Processes are a way to create Pink control functions using code that “feels” like writing multi-threaded code. The process macro from pink.processes is used to create the process and is most often used in conjunction with the wait function. The wait function pauses the operation of the process for the given time in seconds, until a signal is received, or until a predicate indicates that the wait condition is no longer valid.

Processes, like Chuck’s Shreds, are run synchronously with the engine. However, unlike Chuck, Pink’s processes are run at block rate rather than sample rate, due to the differences in engine designs. (Pink users may set *buffer-size* to 1 to operate at sample rate.) The calculations for Pink’s wait times are, however, sample accurate, with deterministic jitter to the size of the buffer.

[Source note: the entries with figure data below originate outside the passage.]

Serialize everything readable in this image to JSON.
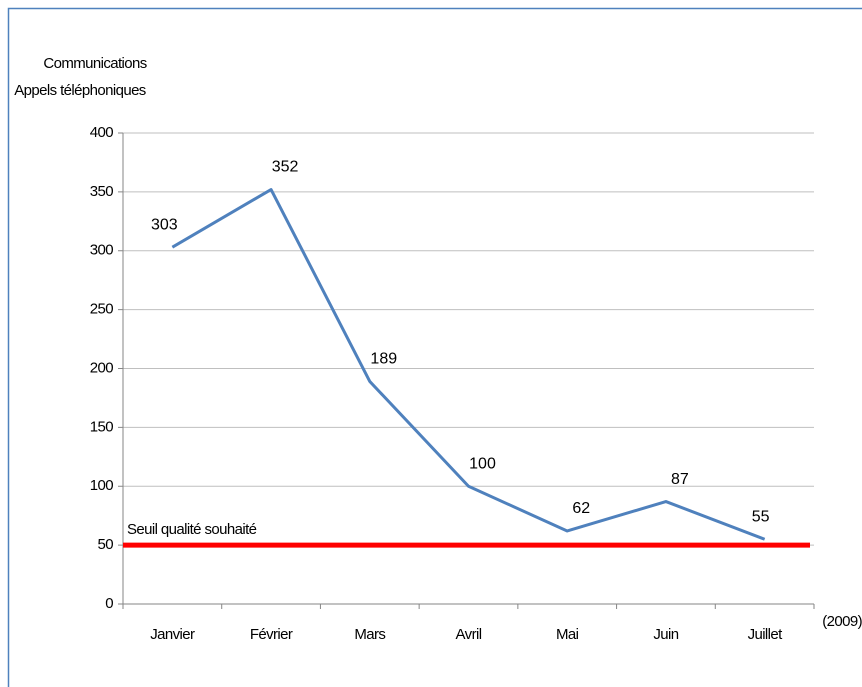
{
  "chart_data": {
    "type": "line",
    "y_label_lines": [
      "Communications",
      "Appels téléphoniques"
    ],
    "x_label": "(2009)",
    "categories": [
      "Janvier",
      "Février",
      "Mars",
      "Avril",
      "Mai",
      "Juin",
      "Juillet"
    ],
    "series": [
      {
        "name": "Communications",
        "color": "#4f81bd",
        "values": [
          303,
          352,
          189,
          100,
          62,
          87,
          55
        ]
      }
    ],
    "threshold": {
      "value": 50,
      "label": "Seuil qualité souhaité",
      "color": "#ff0000"
    },
    "ylim": [
      0,
      400
    ],
    "yticks": [
      0,
      50,
      100,
      150,
      200,
      250,
      300,
      350,
      400
    ],
    "grid": true
  }
}
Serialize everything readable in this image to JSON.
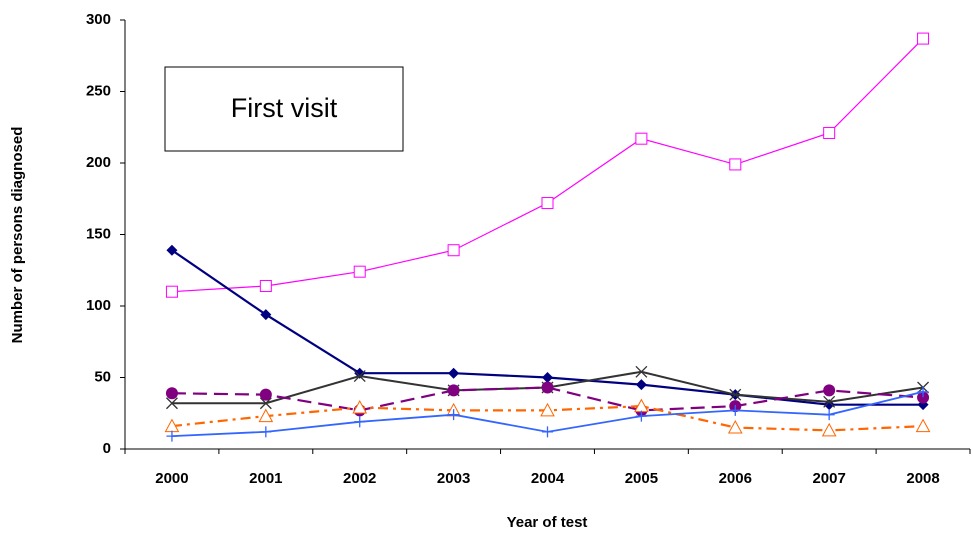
{
  "chart_data": {
    "type": "line",
    "annotation": "First visit",
    "xlabel": "Year of test",
    "ylabel": "Number of persons diagnosed",
    "categories": [
      "2000",
      "2001",
      "2002",
      "2003",
      "2004",
      "2005",
      "2006",
      "2007",
      "2008"
    ],
    "ylim": [
      0,
      300
    ],
    "yticks": [
      0,
      50,
      100,
      150,
      200,
      250,
      300
    ],
    "grid": false,
    "series": [
      {
        "color": "#ff00ff",
        "marker": "square-open",
        "dash": "solid",
        "width": 1.2,
        "values": [
          110,
          114,
          124,
          139,
          172,
          217,
          199,
          221,
          287
        ]
      },
      {
        "color": "#000080",
        "marker": "diamond",
        "dash": "solid",
        "width": 2.2,
        "values": [
          139,
          94,
          53,
          53,
          50,
          45,
          38,
          31,
          31
        ]
      },
      {
        "color": "#333333",
        "marker": "x",
        "dash": "solid",
        "width": 2,
        "values": [
          32,
          32,
          51,
          41,
          43,
          54,
          38,
          33,
          43
        ]
      },
      {
        "color": "#800080",
        "marker": "circle",
        "dash": "long-dash",
        "width": 2.2,
        "values": [
          39,
          38,
          27,
          41,
          43,
          27,
          30,
          41,
          36
        ]
      },
      {
        "color": "#ff6600",
        "marker": "triangle-open",
        "dash": "dash-dot",
        "width": 2.2,
        "values": [
          16,
          23,
          29,
          27,
          27,
          30,
          15,
          13,
          16
        ]
      },
      {
        "color": "#3366ff",
        "marker": "plus",
        "dash": "solid",
        "width": 1.8,
        "values": [
          9,
          12,
          19,
          24,
          12,
          23,
          27,
          24,
          40
        ]
      }
    ]
  }
}
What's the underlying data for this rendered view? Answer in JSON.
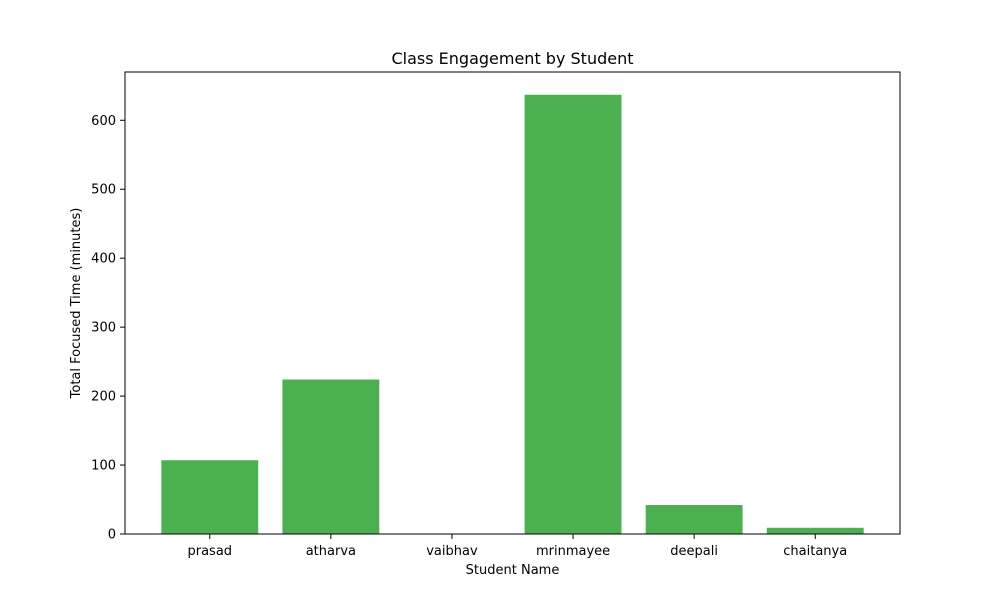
{
  "chart_data": {
    "type": "bar",
    "title": "Class Engagement by Student",
    "xlabel": "Student Name",
    "ylabel": "Total Focused Time (minutes)",
    "categories": [
      "prasad",
      "atharva",
      "vaibhav",
      "mrinmayee",
      "deepali",
      "chaitanya"
    ],
    "values": [
      107,
      224,
      0,
      637,
      42,
      9
    ],
    "ylim": [
      0,
      670
    ],
    "yticks": [
      0,
      100,
      200,
      300,
      400,
      500,
      600
    ],
    "bar_color": "#4caf50",
    "grid": false,
    "legend": "none"
  }
}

Processes, like any control function, may be added directly to a Pink engine or scheduled via event to process sometime within the future. Since processes are synchronously processed, users may create control code that works both in realtime as well as ahead-of-time (i.e., when rendering to disk).

Example

The following code creates a process that loops 32 times. Each iteration will create a random pitch, call perf-piano twice using that pitch at a major 5th apart, then wait 0.25 seconds until the next iteration of the loop. 

(add-pre-cfunc
  (process
    (loop [a 0]
      (when (< a 32)
        (let [pitch (+ 60 (* 12 (Math/random)))]
          (perf-piano 0 1 0.15 pitch) 
          (perf-piano 0 1 0.15 (+ 7 pitch))) 
        (wait 0.25)
        (recur (inc a))
        ))))

The example shows the add-pre-cfunc function used to add the process as a control function to the global pink.simple engine. (The code is taken from src/demo/pink/demo/processes.clj).

Wait Types

The wait function is designed to operate using one of three argument types. The first is a numeric value in seconds and is calculated according the sample rate of the engine. Users wanting to use other time values, such as beats, should convert their values accordingly.

The second argument type is a PinkSignal. The pink.processes namespace provides two options that satisfy the PinkSignal protocol: cues, used for one-time signaling from one source to many processes, and latches, used for a single listener awaiting upon signals from multiple processes. These two signal types all for interprocess notification and can be used to implement aleatoric processes (i.e., Lutoslawski ‘ad libitum’ writing). An example of this is found in the source code for music-examples.processes, found within the music-examples project, where a conductor and multiple performance processes cue and signal each other to determine when new material should be performed.

The third argument type is a predicate. Users may supply an arbitrary predicate function. The process will wait as long as the predicate returns truthy values (i.e., true) and the wait will complete when the predicate returns a falsey value (i.e., false, nil).

Implementation Notes

The pink process macro utilizes the ioc_macros from core.async to transform user code into a state machine. The state machine and its execution is wrapped into a function that operates according to the Pink control function convention of returning true if the process is still running, and false if it is complete.

Many thanks to Timothy Baldridge and the rest of the core.async contributors for creating a wonderfully extensible library that could be reused for the purposes of programs like Pink.